早川義孝さんが長年主題としたサーカスを描いた「月とサーカス」=筑西市丙

幻想的な心象風景を描いた洋画家、早川義孝さん(1936~2012年)の作品を紹介する企画展「色彩のシンフォニー」が13日、茨城県筑西市丙のしもだて美術館で始まった。代表的なシンドバッドの船やサーカスをはじめ、鳥や魚などを詩的な感性で色鮮やかに描いた86点がそろう。

千葉県柏市を中心に活動し、高校時代には全日本学生油絵コンクールで最高賞の文部大臣奨励賞を2年連続で受賞。美術団体・新槐樹社の公募展で内閣総理大臣賞に輝くなど活躍した。

企画展は、同館の開館20周年記念事業。2007年の企画展をきっかけとして、22年に早川さんの遺族から寄贈を受けた73点の作品を中心に展示する。

晩年の作品「月とサーカス」は、早川さんが長年主題としたサーカスが描かれた1枚。以前よりもサーカスの形や描線が明確になるなど、より洗練された印象を受ける。

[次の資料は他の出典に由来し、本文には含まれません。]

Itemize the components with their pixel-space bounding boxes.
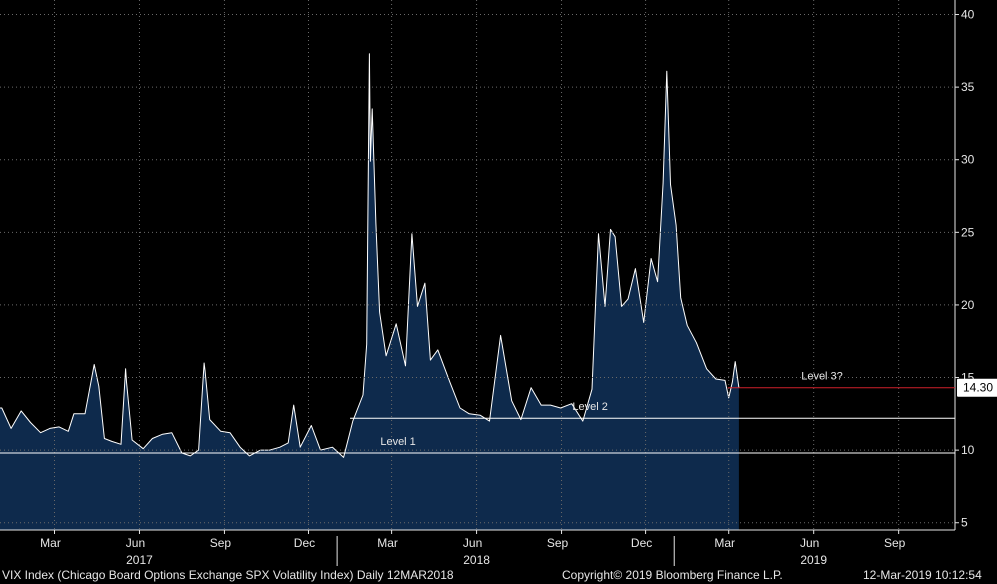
last-value-label: 14.30 bbox=[963, 381, 993, 395]
y-tick-label: 40 bbox=[961, 8, 975, 22]
x-tick-label: Mar bbox=[714, 536, 735, 550]
y-tick-label: 10 bbox=[961, 443, 975, 457]
level-label: Level 1 bbox=[380, 436, 415, 448]
x-tick-label: Dec bbox=[631, 536, 652, 550]
timestamp: 12-Mar-2019 10:12:54 bbox=[863, 568, 982, 582]
x-tick-label: Mar bbox=[377, 536, 398, 550]
y-tick-label: 30 bbox=[961, 153, 975, 167]
x-tick-label: Jun bbox=[126, 536, 145, 550]
level-label: Level 2 bbox=[572, 401, 607, 413]
x-tick-label: Jun bbox=[463, 536, 482, 550]
security-description: VIX Index (Chicago Board Options Exchang… bbox=[2, 568, 454, 582]
x-tick-label: Sep bbox=[210, 536, 232, 550]
x-tick-label: Sep bbox=[884, 536, 906, 550]
year-label: 2018 bbox=[463, 553, 490, 566]
x-tick-label: Mar bbox=[40, 536, 61, 550]
year-label: 2019 bbox=[800, 553, 827, 566]
y-tick-label: 25 bbox=[961, 225, 975, 239]
chart-footer: VIX Index (Chicago Board Options Exchang… bbox=[0, 566, 997, 584]
y-tick-label: 20 bbox=[961, 298, 975, 312]
level-label: Level 3? bbox=[801, 371, 843, 383]
copyright-text: Copyright© 2019 Bloomberg Finance L.P. bbox=[562, 568, 783, 582]
last-value-box bbox=[957, 378, 997, 397]
series-area bbox=[0, 53, 739, 530]
x-tick-label: Jun bbox=[800, 536, 819, 550]
y-tick-label: 35 bbox=[961, 80, 975, 94]
x-tick-label: Dec bbox=[294, 536, 315, 550]
x-tick-label: Sep bbox=[547, 536, 569, 550]
year-label: 2017 bbox=[126, 553, 153, 566]
y-tick-label: 5 bbox=[961, 516, 968, 530]
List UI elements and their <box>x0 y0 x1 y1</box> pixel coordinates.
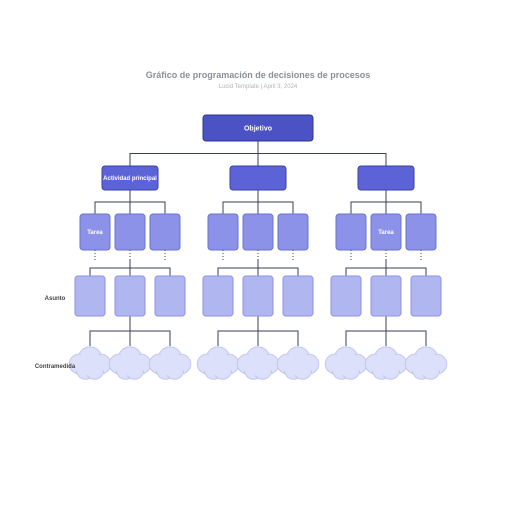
node-asunto-0-2 <box>155 276 185 316</box>
node-asunto-2-0 <box>331 276 361 316</box>
connector <box>130 190 165 214</box>
diagram-canvas: Gráfico de programación de decisiones de… <box>0 0 516 516</box>
node-contramedida-0-1 <box>109 347 150 379</box>
connector <box>386 260 426 276</box>
connector <box>346 260 386 276</box>
node-contramedida-2-2 <box>405 347 446 379</box>
connector <box>223 190 258 214</box>
connector <box>346 316 386 346</box>
node-actividad-2 <box>358 166 414 190</box>
node-asunto-2-2 <box>411 276 441 316</box>
node-asunto-1-0 <box>203 276 233 316</box>
node-contramedida-0-0 <box>69 347 110 379</box>
node-asunto-1-2 <box>283 276 313 316</box>
node-actividad-label-0: Actividad principal <box>103 176 157 182</box>
node-tarea-2-0 <box>336 214 366 250</box>
row-label-asunto: Asunto <box>45 296 66 302</box>
node-contramedida-2-1 <box>365 347 406 379</box>
connector <box>130 141 258 166</box>
connector <box>218 316 258 346</box>
row-label-contramedida: Contramedida <box>35 364 76 370</box>
node-contramedida-2-0 <box>325 347 366 379</box>
node-tarea-label-0-0: Tarea <box>87 230 103 236</box>
connector <box>351 190 386 214</box>
node-tarea-0-1 <box>115 214 145 250</box>
node-objetivo-label: Objetivo <box>244 126 272 133</box>
connector <box>130 260 170 276</box>
node-contramedida-0-2 <box>149 347 190 379</box>
node-tarea-2-2 <box>406 214 436 250</box>
connector <box>90 316 130 346</box>
connector <box>258 190 293 214</box>
node-asunto-1-1 <box>243 276 273 316</box>
diagram-subtitle: Lucid Template | April 3, 2024 <box>219 84 298 90</box>
connector <box>258 260 298 276</box>
connector <box>218 260 258 276</box>
connector <box>90 260 130 276</box>
node-tarea-1-1 <box>243 214 273 250</box>
node-asunto-0-0 <box>75 276 105 316</box>
node-asunto-0-1 <box>115 276 145 316</box>
connector <box>95 190 130 214</box>
node-contramedida-1-2 <box>277 347 318 379</box>
connector <box>130 316 170 346</box>
node-contramedida-1-0 <box>197 347 238 379</box>
node-tarea-1-0 <box>208 214 238 250</box>
node-tarea-0-2 <box>150 214 180 250</box>
connector <box>386 316 426 346</box>
connector <box>258 141 386 166</box>
connector <box>258 316 298 346</box>
connector <box>386 190 421 214</box>
node-asunto-2-1 <box>371 276 401 316</box>
node-contramedida-1-1 <box>237 347 278 379</box>
node-tarea-1-2 <box>278 214 308 250</box>
node-tarea-label-2-1: Tarea <box>378 230 394 236</box>
diagram-title: Gráfico de programación de decisiones de… <box>146 70 371 80</box>
node-actividad-1 <box>230 166 286 190</box>
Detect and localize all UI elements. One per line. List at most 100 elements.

シンドバッドの船と灯台が目を引く「太陽の航海」は、赤の色彩が鮮やかな作品。シンドバッドが登場するアラビアンナイトを題材にした、リムスキー=コルサコフの交響組曲「シェヘラザード」から着想した。早川さんはクラシック音楽を愛し、朝から晩まで聞き続けたという。

このほか鳥や魚、チョウ、教会などを主題とした作品が並ぶ。同館学芸員の篠木崇史さんは「かわいらしいモチーフがたくさん描かれている。そこから早川さんの魅力を知ってほしい」と強調。筑西市内の風景を描いた「筑西八景連作」も見どころの一つとした。

会期は3月10日まで。問い合わせは同館(電)0296(23)1601。